İmran Han, Pakistan’ın tetikçi bir ülke değil, enerji ve ticaret alanında uluslararası topluluğa entegre olmasını istiyordu. İran meselesini tekrar gündeme getirenlerin amacı, Navaz Şerif’e katkı sağlamak olmuş olabilir. Spontane de olabilir. İran dikkat ettiyseniz Pakistan ile münakaşayı uzatmadı. Belucistan’da seçimden hemen önce bombalar patladı. Devam eder mi? Eder. Burada Suudi Arabistan önemli. O radikal İslamcı grupları ve medreseleri besleyen, finanse eden Suudi Arabistan.”
‘Suudi Arabistan, yeni rotasında devam edecek’
Diğer yandan Dr. Adıbelli, Suudi Arabistan’ın ABD baskılarına rağmen bildiğini okuyan politikalarına işaret etti. Adıbelli’ye göre, İsrail’le normalleşme şartlarında ısrar eden Suudilerin izleyeceği jeopolitik yol, BRICS’ten yana olacak:
“Gazze meselesinde Suudi Arabistan olmadı. Biden Doktrini diye bir şey attılar ortaya. Buna dayanarak Amerikalı yetkililer, Suudi Arabistan’ı ziyaret etti. Suudiler de 1967’deki iki devletli çözüm olursa İsrail’i tanıyacağını söyledi. Ama biliyoruz ki bu mümkün değil. Bu ne demek? Çin, Şangay İşbirliği Örgütü, BRICS ve normalleşen İran ilişkileri üzerinden Suudi Arabistan, yeni rotasında devam edecek.”
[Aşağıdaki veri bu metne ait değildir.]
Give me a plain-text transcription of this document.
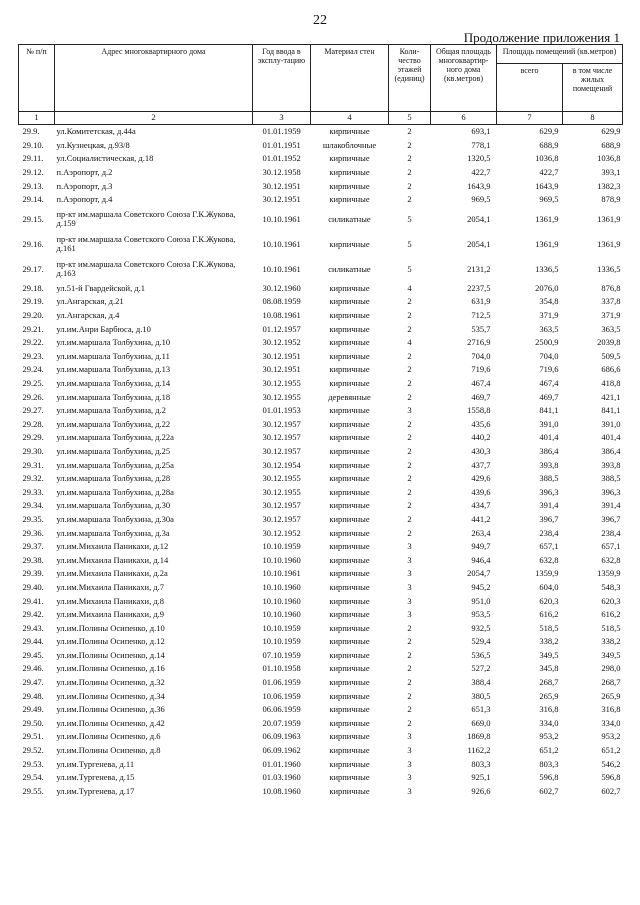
22
Продолжение приложения 1
№ п/п	Адрес многоквартирного дома	Год ввода в эксплу-тацию	Материал стен	Коли-чество этажей (единиц)	Общая площадь многоквартир-ного дома (кв.метров)	Площадь помещений (кв.метров)	
						всего	в том числе жилых помещений
1	2	3	4	5	6	7	8
29.9.	ул.Комитетская, д.44а	01.01.1959	кирпичные	2	693,1	629,9	629,9
29.10.	ул.Кузнецкая, д.93/8	01.01.1951	шлакоблочные	2	778,1	688,9	688,9
29.11.	ул.Социалистическая, д.18	01.01.1952	кирпичные	2	1320,5	1036,8	1036,8
29.12.	п.Аэропорт, д.2	30.12.1958	кирпичные	2	422,7	422,7	393,1
29.13.	п.Аэропорт, д.3	30.12.1951	кирпичные	2	1643,9	1643,9	1382,3
29.14.	п.Аэропорт, д.4	30.12.1951	кирпичные	2	969,5	969,5	878,9
29.15.	пр-кт им.маршала Советского Союза Г.К.Жукова, д.159	10.10.1961	силикатные	5	2054,1	1361,9	1361,9
29.16.	пр-кт им.маршала Советского Союза Г.К.Жукова, д.161	10.10.1961	кирпичные	5	2054,1	1361,9	1361,9
29.17.	пр-кт им.маршала Советского Союза Г.К.Жукова, д.163	10.10.1961	силикатные	5	2131,2	1336,5	1336,5
29.18.	ул.51-й Гвардейской, д.1	30.12.1960	кирпичные	4	2237,5	2076,0	876,8
29.19.	ул.Ангарская, д.21	08.08.1959	кирпичные	2	631,9	354,8	337,8
29.20.	ул.Ангарская, д.4	10.08.1961	кирпичные	2	712,5	371,9	371,9
29.21.	ул.им.Анри Барбюса, д.10	01.12.1957	кирпичные	2	535,7	363,5	363,5
29.22.	ул.им.маршала Толбухина, д.10	30.12.1952	кирпичные	4	2716,9	2500,9	2039,8
29.23.	ул.им.маршала Толбухина, д.11	30.12.1951	кирпичные	2	704,0	704,0	509,5
29.24.	ул.им.маршала Толбухина, д.13	30.12.1951	кирпичные	2	719,6	719,6	686,6
29.25.	ул.им.маршала Толбухина, д.14	30.12.1955	кирпичные	2	467,4	467,4	418,8
29.26.	ул.им.маршала Толбухина, д.18	30.12.1955	деревянные	2	469,7	469,7	421,1
29.27.	ул.им.маршала Толбухина, д.2	01.01.1953	кирпичные	3	1558,8	841,1	841,1
29.28.	ул.им.маршала Толбухина, д.22	30.12.1957	кирпичные	2	435,6	391,0	391,0
29.29.	ул.им.маршала Толбухина, д.22а	30.12.1957	кирпичные	2	440,2	401,4	401,4
29.30.	ул.им.маршала Толбухина, д.25	30.12.1957	кирпичные	2	430,3	386,4	386,4
29.31.	ул.им.маршала Толбухина, д.25а	30.12.1954	кирпичные	2	437,7	393,8	393,8
29.32.	ул.им.маршала Толбухина, д.28	30.12.1955	кирпичные	2	429,6	388,5	388,5
29.33.	ул.им.маршала Толбухина, д.28а	30.12.1955	кирпичные	2	439,6	396,3	396,3
29.34.	ул.им.маршала Толбухина, д.30	30.12.1957	кирпичные	2	434,7	391,4	391,4
29.35.	ул.им.маршала Толбухина, д.30а	30.12.1957	кирпичные	2	441,2	396,7	396,7
29.36.	ул.им.маршала Толбухина, д.3а	30.12.1952	кирпичные	2	263,4	238,4	238,4
29.37.	ул.им.Михаила Паникахи, д.12	10.10.1959	кирпичные	3	949,7	657,1	657,1
29.38.	ул.им.Михаила Паникахи, д.14	10.10.1960	кирпичные	3	946,4	632,8	632,8
29.39.	ул.им.Михаила Паникахи, д.2а	10.10.1961	кирпичные	3	2054,7	1359,9	1359,9
29.40.	ул.им.Михаила Паникахи, д.7	10.10.1960	кирпичные	3	945,2	604,0	548,3
29.41.	ул.им.Михаила Паникахи, д.8	10.10.1960	кирпичные	3	951,0	620,3	620,3
29.42.	ул.им.Михаила Паникахи, д.9	10.10.1960	кирпичные	3	953,5	616,2	616,2
29.43.	ул.им.Полины Осипенко, д.10	10.10.1959	кирпичные	2	932,5	518,5	518,5
29.44.	ул.им.Полины Осипенко, д.12	10.10.1959	кирпичные	2	529,4	338,2	338,2
29.45.	ул.им.Полины Осипенко, д.14	07.10.1959	кирпичные	2	536,5	349,5	349,5
29.46.	ул.им.Полины Осипенко, д.16	01.10.1958	кирпичные	2	527,2	345,8	298,0
29.47.	ул.им.Полины Осипенко, д.32	01.06.1959	кирпичные	2	388,4	268,7	268,7
29.48.	ул.им.Полины Осипенко, д.34	10.06.1959	кирпичные	2	380,5	265,9	265,9
29.49.	ул.им.Полины Осипенко, д.36	06.06.1959	кирпичные	2	651,3	316,8	316,8
29.50.	ул.им.Полины Осипенко, д.42	20.07.1959	кирпичные	2	669,0	334,0	334,0
29.51.	ул.им.Полины Осипенко, д.6	06.09.1963	кирпичные	3	1869,8	953,2	953,2
29.52.	ул.им.Полины Осипенко, д.8	06.09.1962	кирпичные	3	1162,2	651,2	651,2
29.53.	ул.им.Тургенева, д.11	01.01.1960	кирпичные	3	803,3	803,3	546,2
29.54.	ул.им.Тургенева, д.15	01.03.1960	кирпичные	3	925,1	596,8	596,8
29.55.	ул.им.Тургенева, д.17	10.08.1960	кирпичные	3	926,6	602,7	602,7
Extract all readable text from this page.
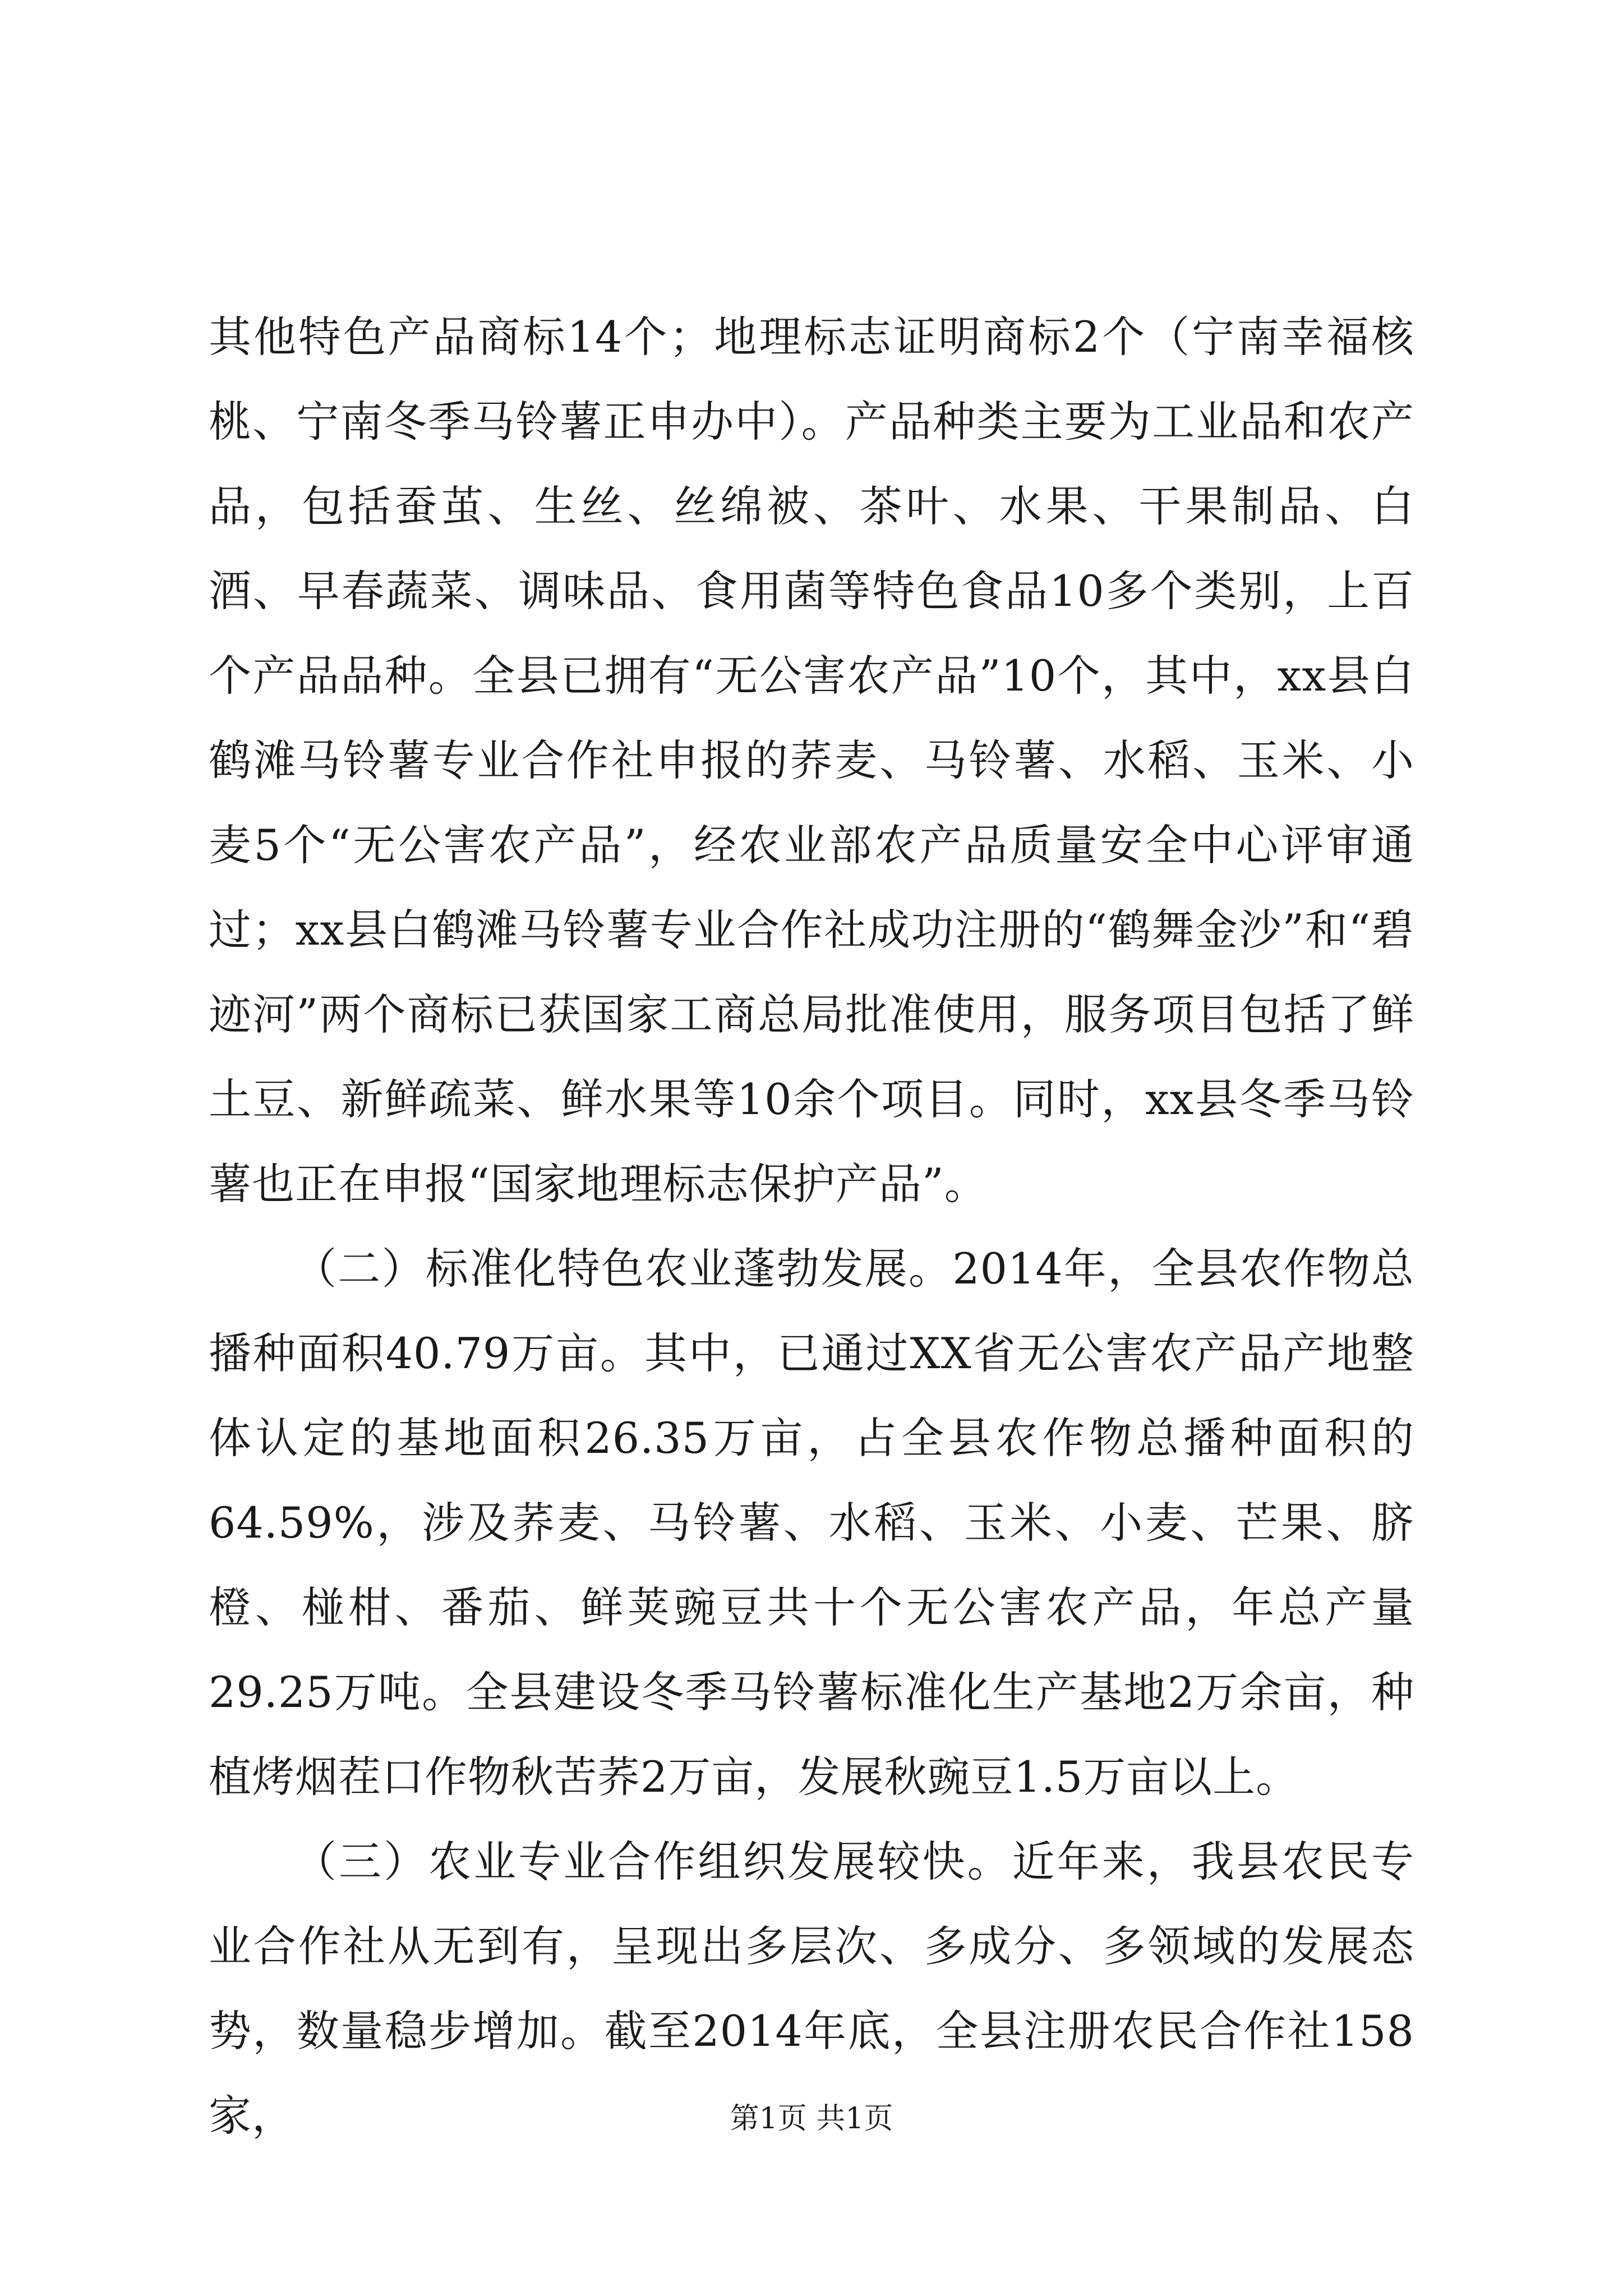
其他特色产品商标14个；地理标志证明商标2个（宁南幸福核桃、宁南冬季马铃薯正申办中）。产品种类主要为工业品和农产品，包括蚕茧、生丝、丝绵被、茶叶、水果、干果制品、白酒、早春蔬菜、调味品、食用菌等特色食品10多个类别，上百个产品品种。全县已拥有“无公害农产品”10个，其中，xx县白鹤滩马铃薯专业合作社申报的荞麦、马铃薯、水稻、玉米、小麦5个“无公害农产品”，经农业部农产品质量安全中心评审通过；xx县白鹤滩马铃薯专业合作社成功注册的“鹤舞金沙”和“碧迹河”两个商标已获国家工商总局批准使用，服务项目包括了鲜土豆、新鲜疏菜、鲜水果等10余个项目。同时，xx县冬季马铃薯也正在申报“国家地理标志保护产品”。

（二）标准化特色农业蓬勃发展。2014年，全县农作物总播种面积40.79万亩。其中，已通过XX省无公害农产品产地整体认定的基地面积26.35万亩，占全县农作物总播种面积的64.59%，涉及荞麦、马铃薯、水稻、玉米、小麦、芒果、脐橙、椪柑、番茄、鲜荚豌豆共十个无公害农产品，年总产量29.25万吨。全县建设冬季马铃薯标准化生产基地2万余亩，种植烤烟茬口作物秋苦荞2万亩，发展秋豌豆1.5万亩以上。

（三）农业专业合作组织发展较快。近年来，我县农民专业合作社从无到有，呈现出多层次、多成分、多领域的发展态势，数量稳步增加。截至2014年底，全县注册农民合作社158家，	第1页 共1页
‘Trump coşkuyla gelecek... Umarım bugünleri aramayız’
Öte yandan Dr. Barış Adıbelli’ye göre, yakın geleceği öngörürken, ABD’de kasım ayındaki başkanlık seçimlerini dikkate almak gerek. Ukrayna’daki süreçten Asya’daki hareketliliğe uzanan gelişmelere atıf yapan Adıbelli, bütün meselelerin olası bir Trump iktidarında yeniden konuşulması gerekeceğini belirtti:
“Ama şöyle bir virgül koyalım. Trump geldiğinde belki bu konuları bir daha konuşuruz. Son dönemde dünya basını hep Gazze’ye ve Ortadoğu’ya odaklandı. Ama Ukrayna gözden kaçtı. Orada da önemli gelişmeler oldu. Genelkurmay başkanı görevden alındı. Şu bir gerçek: Artık Ukrayna’nın yere çakılma süreci başladı. Artık bu işi tersine çeviremez. Kazanım da elde edemez. Para bitti. ABD desteği bıraktı. Avrupa yoruldu. Amerikalı gazeteci gelip Putin ile röportaj yaptı. Yarın başka kanallar da yapacak. Bu cephede işler normalleşti. Tayvan’da istenen sonuç elde edilemedi. Tayvan meselesi de gitti.
ABD’nin Pasifik’te tek kartı kaldı: Filipinler. Peki Biden günü sonunda ne diyecek? Bir gün gelecek ‘Orası neresi? Hatırlamıyorum. Öyle bir karar mı vermişim?’ diyecek... Soruşturma raporunda geçti, oğlunun ölüm tarihini bile hatırlamıyor. Biden’ın bir daha başkan olarak gelmesi çok zor. Ben o yüzden Avrasya ve Pasifik’te olacakları seçimler sonrasında göreceğimizi düşünüyorum. Trump gerçi coşkuyla gelecek. Umarım bugünleri aramayız ama arayacağız gibi de geliyor. Gerçi Trump, Rusya ile savaşı durduracağını söylüyor ama Çin ile yeni bir sürece gireceği açık.”